Depression, which afflicts about 19 million Americans each year, consists of four "dreadful d's": deadness, defectiveness, despair, and defeat. When we're depressed:
- we don't feel alive (deadness)
- we feel there's something wrong with us (defectiveness)
- we lose power and hope (despair)
- we can't act (defeat)
1. Use awareness to transform deadness. Try mindfulness meditation, as taught by various Buddhist traditions. Let yourself feel the actual physical and emotional sensations of the depression. With practice, you may discover deeper feelings of hurt and sadness. When you are able to feel these, the depression may decrease.

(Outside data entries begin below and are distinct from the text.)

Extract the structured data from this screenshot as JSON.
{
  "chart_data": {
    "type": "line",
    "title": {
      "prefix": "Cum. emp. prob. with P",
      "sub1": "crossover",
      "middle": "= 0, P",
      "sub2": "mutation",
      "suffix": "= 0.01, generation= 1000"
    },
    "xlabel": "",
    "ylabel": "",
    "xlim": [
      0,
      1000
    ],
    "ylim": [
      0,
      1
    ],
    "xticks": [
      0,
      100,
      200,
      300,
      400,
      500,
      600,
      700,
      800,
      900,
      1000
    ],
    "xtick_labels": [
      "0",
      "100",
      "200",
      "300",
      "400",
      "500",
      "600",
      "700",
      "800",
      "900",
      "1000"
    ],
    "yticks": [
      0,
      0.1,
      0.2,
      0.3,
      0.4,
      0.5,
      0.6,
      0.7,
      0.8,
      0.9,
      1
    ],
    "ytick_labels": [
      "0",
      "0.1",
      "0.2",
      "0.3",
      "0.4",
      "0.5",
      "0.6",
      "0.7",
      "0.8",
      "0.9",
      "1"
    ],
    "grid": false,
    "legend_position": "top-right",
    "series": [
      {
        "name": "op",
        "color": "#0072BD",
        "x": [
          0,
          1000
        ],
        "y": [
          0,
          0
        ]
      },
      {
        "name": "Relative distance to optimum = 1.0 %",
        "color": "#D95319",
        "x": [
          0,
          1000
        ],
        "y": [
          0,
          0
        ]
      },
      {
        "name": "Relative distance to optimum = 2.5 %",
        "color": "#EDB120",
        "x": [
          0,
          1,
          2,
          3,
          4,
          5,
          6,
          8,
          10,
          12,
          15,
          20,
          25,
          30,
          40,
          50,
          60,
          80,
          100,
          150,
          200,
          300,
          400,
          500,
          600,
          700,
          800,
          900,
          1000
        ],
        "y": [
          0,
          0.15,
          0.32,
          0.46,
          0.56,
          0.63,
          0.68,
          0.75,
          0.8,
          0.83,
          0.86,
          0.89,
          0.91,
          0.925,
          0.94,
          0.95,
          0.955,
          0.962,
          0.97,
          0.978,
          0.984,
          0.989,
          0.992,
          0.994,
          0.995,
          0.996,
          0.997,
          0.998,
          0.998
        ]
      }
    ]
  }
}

2. Use understanding, another aspect of awareness, to transform defectiveness. Depression often occurs when we are in legitimate emotional pain but misinterpret the pain as being an indication that something is wrong with us. Remind yourself that emotional pain is a healthy part of life and does not mean you are defective.
4. Use acceptance to transform defectiveness. Practice opening-the-heart meditation toward yourself. Find the right combination of words and images that evoke in you a feeling of caring toward yourself and practice this 5 to 15 minutes a day. You might try "May I be happy" or "I'm OK" or "I love you" directed toward yourself.
5. Use appreciation to transform despair. Make a practice each day of finding one thing in your life that you appreciate and dwell on it for five minutes--even if there are many other things you don't appreciate or even dislike.
6. Action: Take SAMe, the new supplement for depression that is more powerful and has fewer side effects than St. John's Wort, and is also safe and natural. (For details, see the book Stop Depression Now by Richard Brown, M.D.)
7. Action: Start a regular practice of spiritually oriented body work, such as yoga, chi kung, or tai chi, to increase your energy flow on many levels at once.